There is complete unity in Pusey's ecclesiastical work. He believed that the true doctrines of the church of England were enshrined in the writings of the fathers and Anglican divines of the seventeenth century, but that the malign influences of whig indifferentism, deism, and ultra-protestantism, had obscured their significance. To spread among churchmen the conviction that on the doctrines of the fathers and early Anglican divines alone could religion be based was Pusey's main purpose. With this aim he set out in company with Newman and Keble. At its inception the movement occasioned secessions to Rome which seriously weakened the English church, and seemed to justify the storm of adverse criticism which the Oxford reformers encountered. Unmoved by obloquy, Pusey, although after the secession of Newman he stood almost alone, never swerved from his original purpose. He possessed no supreme gifts of rhetoric, of literary persuasiveness, or of social strategy. Yet the movement which he in middle life championed almost single-handed proceeded on its original lines with such energy and success as entirely to change the aspect of the Anglican church. This fact constitutes Pusey's claim to commemoration. Of himself he wrote with characteristic self-effacement when reviewing his life: ‘My life has been spent in a succession of insulated efforts, bearing indeed upon one great end—the growth of catholic truth and piety among us.’

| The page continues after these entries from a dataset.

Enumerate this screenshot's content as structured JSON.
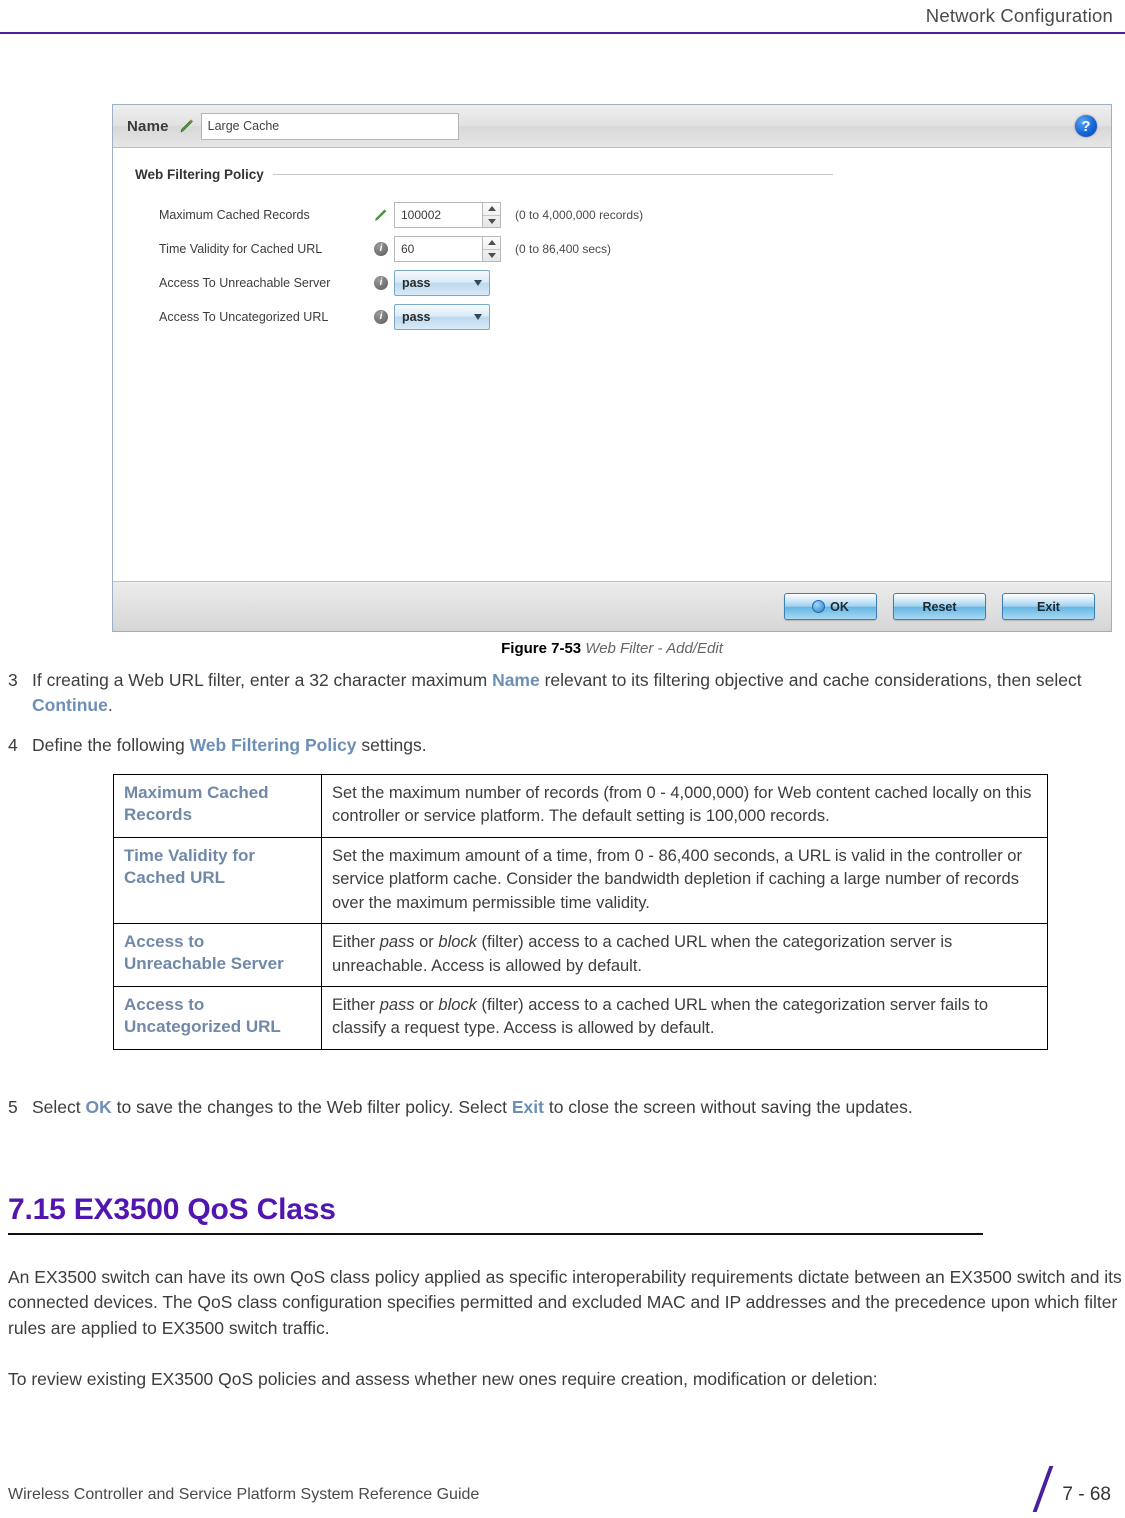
{
  "header": {
    "title": "Network Configuration"
  },
  "figure": {
    "caption_label": "Figure 7-53",
    "caption_text": "Web Filter - Add/Edit",
    "dialog": {
      "name_label": "Name",
      "name_value": "Large Cache",
      "name_pencil_icon": "pencil-icon",
      "help_icon": "help-icon",
      "help_glyph": "?",
      "section_title": "Web Filtering Policy",
      "fields": [
        {
          "label": "Maximum Cached Records",
          "icon": "pencil-icon",
          "type": "spinner",
          "value": "100002",
          "hint": "(0 to 4,000,000 records)"
        },
        {
          "label": "Time Validity for Cached URL",
          "icon": "info-icon",
          "type": "spinner",
          "value": "60",
          "hint": "(0 to 86,400 secs)"
        },
        {
          "label": "Access To Unreachable Server",
          "icon": "info-icon",
          "type": "dropdown",
          "value": "pass",
          "hint": ""
        },
        {
          "label": "Access To Uncategorized URL",
          "icon": "info-icon",
          "type": "dropdown",
          "value": "pass",
          "hint": ""
        }
      ],
      "buttons": [
        {
          "label": "OK",
          "glyph": true
        },
        {
          "label": "Reset",
          "glyph": false
        },
        {
          "label": "Exit",
          "glyph": false
        }
      ]
    }
  },
  "steps": {
    "step3": {
      "num": "3",
      "part1": "If creating a Web URL filter, enter a 32 character maximum ",
      "kw1": "Name",
      "part2": " relevant to its filtering objective and cache considerations, then select ",
      "kw2": "Continue",
      "part3": "."
    },
    "step4": {
      "num": "4",
      "part1": "Define the following ",
      "kw1": "Web Filtering Policy",
      "part2": " settings."
    },
    "step5": {
      "num": "5",
      "part1": "Select ",
      "kw1": "OK",
      "part2": " to save the changes to the Web filter policy. Select ",
      "kw2": "Exit",
      "part3": " to close the screen without saving the updates."
    }
  },
  "param_table": {
    "rows": [
      {
        "label": "Maximum Cached Records",
        "desc_pre": "Set the maximum number of records (from 0 - 4,000,000) for Web content cached locally on this controller or service platform. The default setting is 100,000 records.",
        "em1": "",
        "desc_mid": "",
        "em2": "",
        "desc_post": ""
      },
      {
        "label": "Time Validity for Cached URL",
        "desc_pre": "Set the maximum amount of a time, from 0 - 86,400 seconds, a URL is valid in the controller or service platform cache. Consider the bandwidth depletion if caching a large number of records over the maximum permissible time validity.",
        "em1": "",
        "desc_mid": "",
        "em2": "",
        "desc_post": ""
      },
      {
        "label": "Access to Unreachable Server",
        "desc_pre": "Either ",
        "em1": "pass",
        "desc_mid": " or ",
        "em2": "block",
        "desc_post": " (filter) access to a cached URL when the categorization server is unreachable. Access is allowed by default."
      },
      {
        "label": "Access to Uncategorized URL",
        "desc_pre": "Either ",
        "em1": "pass",
        "desc_mid": " or ",
        "em2": "block",
        "desc_post": " (filter) access to a cached URL when the categorization server fails to classify a request type. Access is allowed by default."
      }
    ]
  },
  "section": {
    "heading": "7.15 EX3500 QoS Class",
    "para1": "An EX3500 switch can have its own QoS class policy applied as specific interoperability requirements dictate between an EX3500 switch and its connected devices. The QoS class configuration specifies permitted and excluded MAC and IP addresses and the precedence upon which filter rules are applied to EX3500 switch traffic.",
    "para2": "To review existing EX3500 QoS policies and assess whether new ones require creation, modification or deletion:"
  },
  "footer": {
    "guide": "Wireless Controller and Service Platform System Reference Guide",
    "page": "7 - 68"
  },
  "colors": {
    "accent_purple": "#5216b0",
    "rule_purple": "#4a1f9e",
    "keyword_blue": "#6e8fb5",
    "table_label": "#7089a8"
  }
}
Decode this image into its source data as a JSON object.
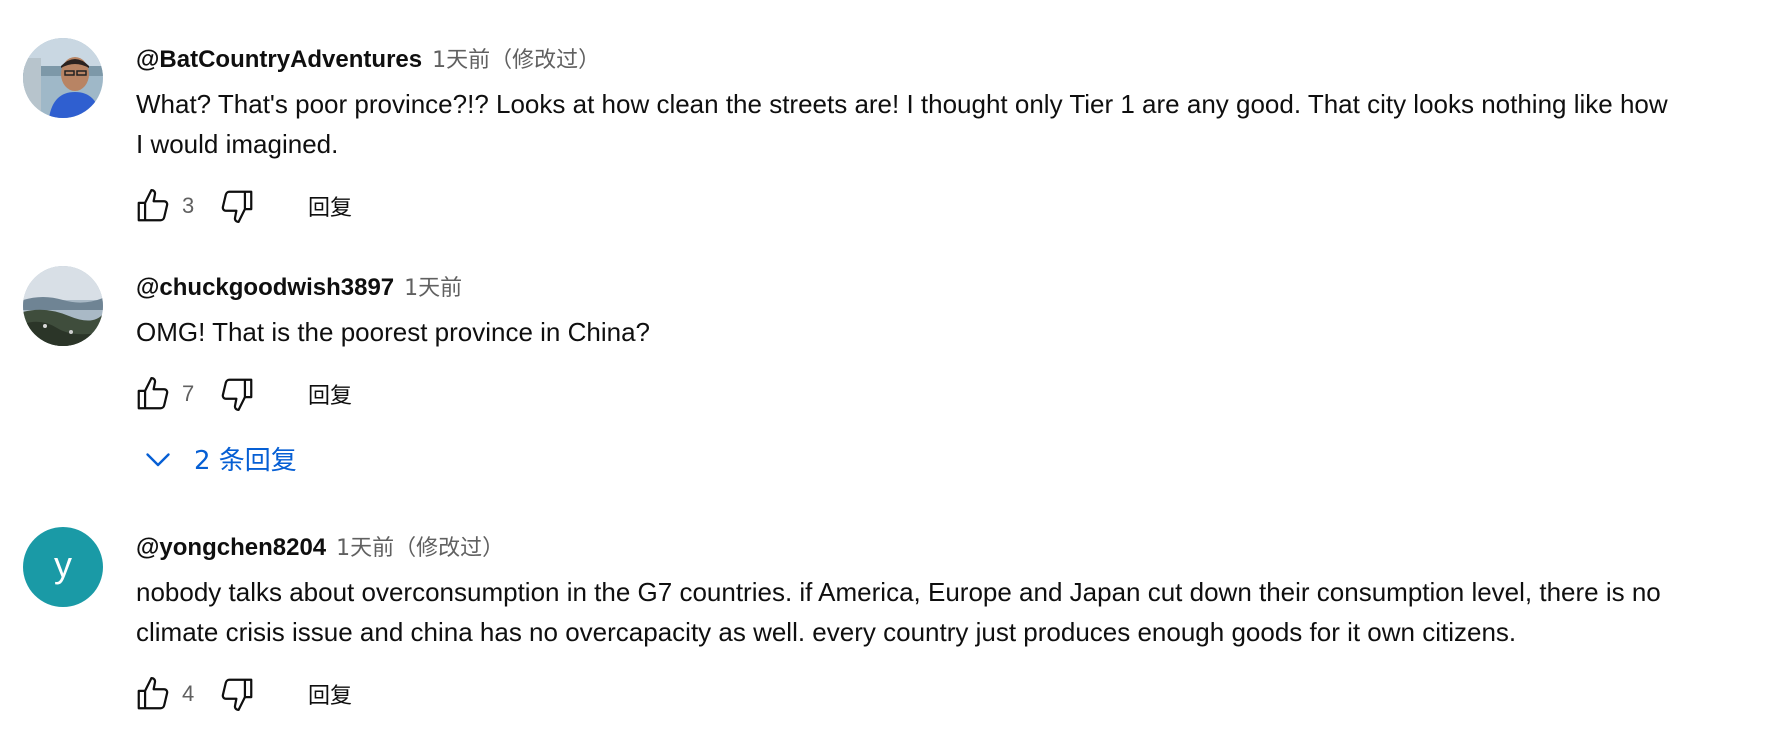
{
  "comments": [
    {
      "avatar": "photo-avatar-man",
      "author": "@BatCountryAdventures",
      "time": "1天前（修改过）",
      "text_lines": [
        "What? That's poor province?!? Looks at how clean the streets are! I thought only Tier 1 are any good. That city looks nothing like how",
        "I would imagined."
      ],
      "likes": "3",
      "reply_label": "回复"
    },
    {
      "avatar": "photo-avatar-landscape",
      "author": "@chuckgoodwish3897",
      "time": "1天前",
      "text_lines": [
        "OMG! That is the poorest province in China?"
      ],
      "likes": "7",
      "reply_label": "回复",
      "replies_toggle": "2 条回复"
    },
    {
      "avatar_letter": "y",
      "avatar_color": "#1a9aa6",
      "author": "@yongchen8204",
      "time": "1天前（修改过）",
      "text_lines": [
        "nobody talks about overconsumption in the G7 countries. if America, Europe and Japan cut down their consumption level, there is no",
        "climate crisis issue and china has no overcapacity as well. every country just produces enough goods for it own citizens."
      ],
      "likes": "4",
      "reply_label": "回复"
    }
  ],
  "icons": {
    "like": "thumb-up-icon",
    "dislike": "thumb-down-icon",
    "expand": "chevron-down-icon"
  },
  "colors": {
    "link_blue": "#065fd4",
    "secondary_text": "#606060"
  }
}
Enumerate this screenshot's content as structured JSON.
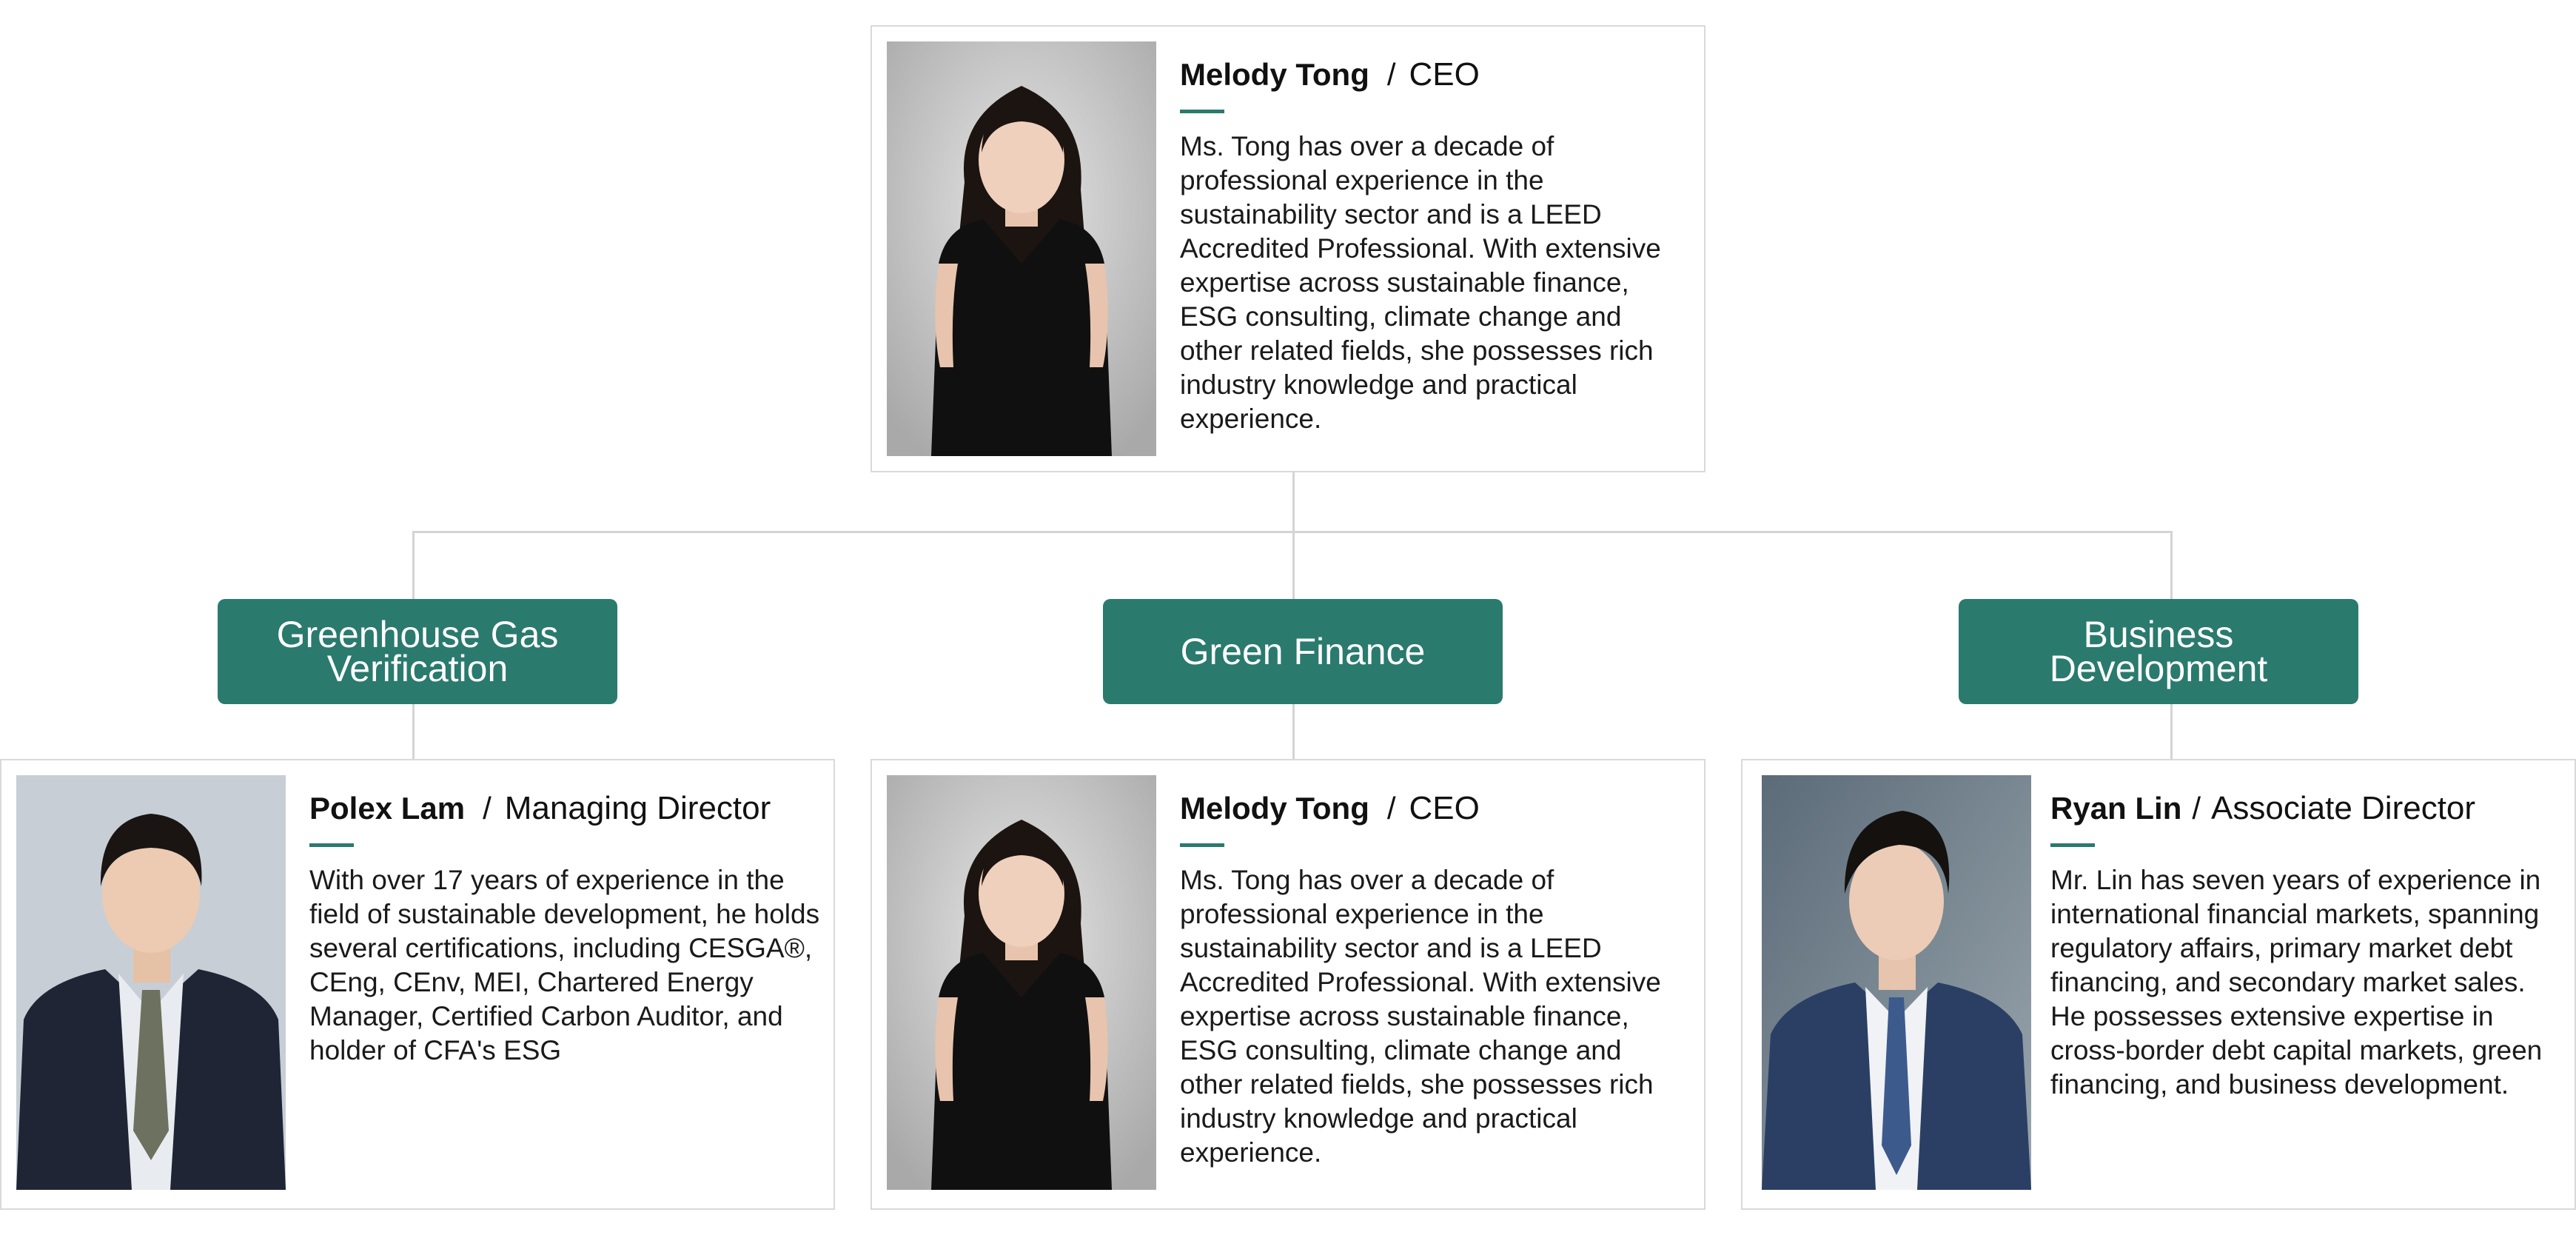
{
  "top": {
    "name": "Melody Tong",
    "role": "CEO",
    "bio": "Ms. Tong has over a decade of professional experience in the sustainability sector and is a LEED Accredited Professional. With extensive expertise across sustainable finance, ESG consulting, climate change and other related fields, she possesses rich industry knowledge and practical experience."
  },
  "departments": [
    {
      "label": "Greenhouse Gas Verification"
    },
    {
      "label": "Green Finance"
    },
    {
      "label": "Business Development"
    }
  ],
  "members": [
    {
      "name": "Polex Lam",
      "role": "Managing Director",
      "bio": "With over 17 years of experience in the field of sustainable development, he holds several certifications, including CESGA®, CEng, CEnv, MEI, Chartered Energy Manager, Certified Carbon Auditor, and holder of CFA's ESG"
    },
    {
      "name": "Melody Tong",
      "role": "CEO",
      "bio": "Ms. Tong has over a decade of professional experience in the sustainability sector and is a LEED Accredited Professional. With extensive expertise across sustainable finance, ESG consulting, climate change and other related fields, she possesses rich industry knowledge and practical experience."
    },
    {
      "name": "Ryan Lin",
      "role": "Associate Director",
      "bio": "Mr. Lin has seven years of experience in international financial markets, spanning regulatory affairs, primary market debt financing, and secondary market sales. He possesses extensive expertise in cross-border debt capital markets, green financing, and business development."
    }
  ],
  "colors": {
    "accent": "#2a7a6e",
    "connector": "#d4d4d4",
    "card_border": "#d9d9d9"
  }
}
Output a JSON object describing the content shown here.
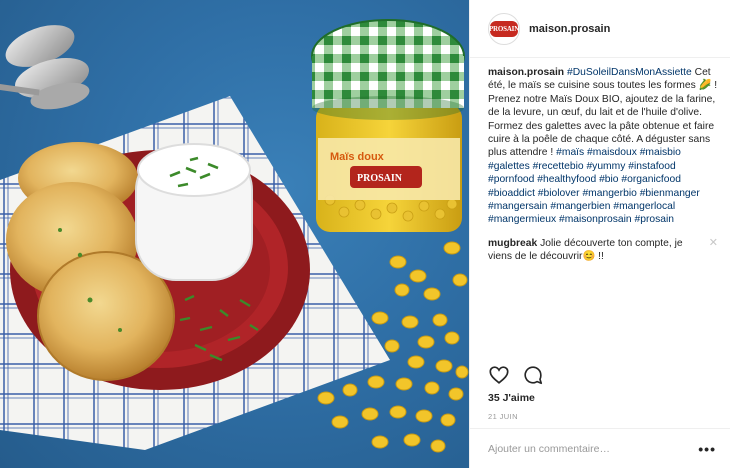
{
  "account": {
    "avatar_text": "PROSAIN",
    "username": "maison.prosain"
  },
  "jar_label": {
    "product": "Maïs doux",
    "brand": "PROSAIN"
  },
  "caption": {
    "username": "maison.prosain",
    "title_tag": "#DuSoleilDansMonAssiette",
    "text_1": " Cet été, le maïs se cuisine sous toutes les formes ",
    "emoji_corn": "🌽",
    "text_2": " ! Prenez notre Maïs Doux BIO, ajoutez de la farine, de la levure, un œuf, du lait et de l'huile d'olive. Formez des galettes avec la pâte obtenue et faire cuire à la poêle de chaque côté. A déguster sans plus attendre !",
    "hashtags": "#maïs #maisdoux #maisbio #galettes #recettebio #yummy #instafood #pornfood #healthyfood #bio #organicfood #bioaddict #biolover #mangerbio #bienmanger #mangersain #mangerbien #mangerlocal #mangermieux #maisonprosain #prosain"
  },
  "comment": {
    "username": "mugbreak",
    "text": " Jolie découverte ton compte, je viens de le découvrir",
    "emoji": "😊",
    "suffix": " !!",
    "close": "✕"
  },
  "icons": {
    "like": "heart-icon",
    "comment": "comment-bubble-icon",
    "more": "more-options-icon"
  },
  "likes_text": "35 J'aime",
  "date_text": "21 JUIN",
  "add_comment": {
    "placeholder": "Ajouter un commentaire…",
    "more_label": "•••"
  },
  "colors": {
    "background_blue": "#2f6fa6",
    "hashtag_blue": "#003569",
    "brand_red": "#c62a20",
    "gingham_green": "#2e8a3a"
  }
}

A portrait by George Richmond, R.A., is at Christ Church. His library was purchased for the ‘Pusey House,’ an institution in Oxford which was founded in his memory to carry on his work.

[A Life of Pusey, prepared by Canon Liddon, was completed after Liddon's death by the Rev. J. O. Johnston and the Rev. B. J. Wilson. Vols. i. and ii. appeared in 1893, vol. iii. in 1894. See also Newman's Apologia pro Vitâ suâ; T. Mozley's Reminiscences of Oriel; J. B. Mozley's Letters, ed. Anne Mozley; Newman's Letters, ed. Anne Mozley; Church's Oxford Movement; Oakeley's Historical Notes on the Tractarian Movement; Palmer's Narrative of Events; Browne's Hist. of the Tractarian Movement; Isaac Williams's Autobiography; W. G. Ward and the Catholic Revival; Mark Pattison's Memoirs; Prothero's Life of Dean Stanley; Purcell's Life of Cardinal Manning.]

J. O. J.

PUSEY, PHILIP (1799–1855), agriculturist, born at Pusey, Berkshire, on 25 June 1799, was the eldest son of Philip Pusey (1748–1828), by his wife Lucy (1772–1858), daughter of Robert Sherard, fourth earl of Harborough, and widow of Sir Thomas Cave. The father was the youngest son of Jacob Bouverie, first viscount Folkestone, whose sister married the last male representative of the Pusey family. The latter's sisters bequeathed the Pusey estates to their brother's nephew by marriage, Philip Bouverie, the agriculturist's father, on condition of his assuming the name of Pusey. This he did on 3 April 1784, and took possession of the estates in 1789. Philip's next brother was Edward Bouverie Pusey [q. v.] A sister Charlotte married Richard Lynch Cotton [q. v.], provost of Worcester College, Oxford.

After education at Eton, Philip entered Christ Church, Oxford, at Michaelmas 1817, but left without taking a degree. At Oxford, as at Eton, his greatest friend was Henry John George Herbert, lord Porchester, afterwards third earl of Carnarvon [q. v.], and in 1818 he became engaged to his friend's sister, Lady Emily Herbert, a lady unusually accomplished, sympathetic, and earnest-minded. Presumably on account of his father's objection to his marrying, Pusey joined Porchester in a foreign tour. Near Montserrat, in Catalonia, the travellers fell into the hands of the insurgent guerillas, and were in imminent danger of being shot as constitutionalists, or of the army of the Cortes (Carnarvon, Portugal and Galicia, 1836). Pusey returned home at the end of June 1822, and was married on 4 Oct. 1822. He settled with his wife at the Palazzo Aldobrandini, Rome, where they made the acquaintance of the Chevalier Bunsen. As a memorial of his Roman sojourn, Pusey presented a pedestal for the font in the German chapel at Rome, with groups in relief by Thorwaldsen (Bunsen, Memoirs, i. 373–4). On his father's death, 14 April 1828, he came into possession of the family estate.